Microbiol Immunol. 2009 Dec;53(12):667-74. doi: 10.1111/j.1348-0421.2009.00176.x.
The gene for phosphoprotein (P) of CDV encodes three different proteins, P, V, and C. The P protein is involved in viral gene transcription and replication. In the present study, we produced MAbs against a unique domain of the CDV-P protein, from aa 232 to 507, and determined their antigenic sites. By immunizing BALB/c mice with the recombinant P protein-specific fragment, we obtained six MAbs. Competitive binding inhibition assays revealed that they recognized two distinct regions of the P protein. Western blot analysis and immunofluorescence assays using deletion mutants of the unique C-terminus of the CDV-P protein revealed that all MAbs recognized a central short region (aa 233-303) of the CDV-P protein. In addition, linear and conformational epitopes have been determined, and at least four antigenic sites exist in the P protein central region. Furthermore, four of the MAbs were found to react with the P protein of recent Japanese field isolates but not with that of the older CDV strains, including a vaccine strain. Thus, these MAbs could be clinically useful for quick diagnosis during the CDV outbreaks.

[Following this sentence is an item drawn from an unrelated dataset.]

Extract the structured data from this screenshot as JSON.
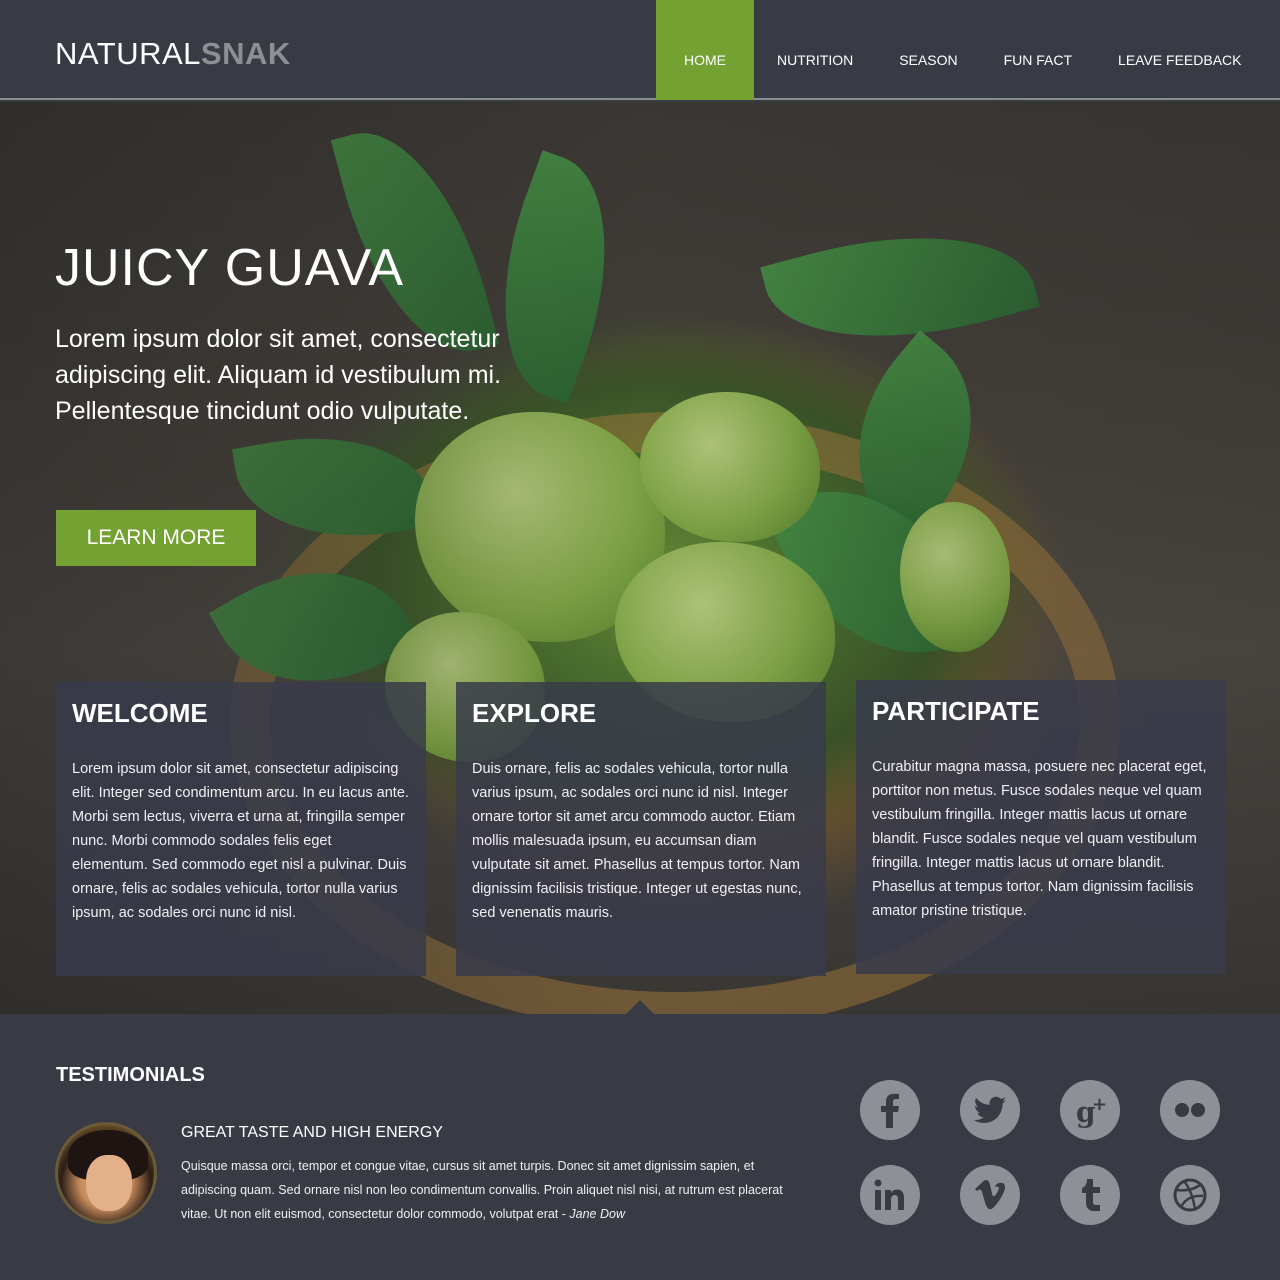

犬瘟热病毒(CDV)磷蛋白(P)基因编码三种不同的蛋白,即 P、V 和 C。P 蛋白参与病毒基因转录和复制。本研究中,我们制备了针对 CDV-P 蛋白独特结构域(aa232-507)的单克隆抗体(MAbs),并鉴定了其抗原表位。通过用重组 P 蛋白特异性片段免疫 BALB/c 小鼠,我们获得了 6 株 MAb。竞争性结合抑制试验表明,它们识别 P 蛋白的两个不同区域。Western blot 分析和用 CDV-P 蛋白独特 C 末端缺失突变体进行的免疫荧光试验表明,所有 MAb 均识别 CDV-P 蛋白的中央短区域(aa233-303)。此外,已确定线性和构象表位,并且在 P 蛋白中央区域存在至少四个抗原表位。此外,发现其中 4 株 MAb 与近期日本田间分离株的 P 蛋白反应,但与较旧的 CDV 株(包括疫苗株)不反应。因此,这些 MAb 可能在 CDV 爆发期间的快速诊断中具有临床应用价值。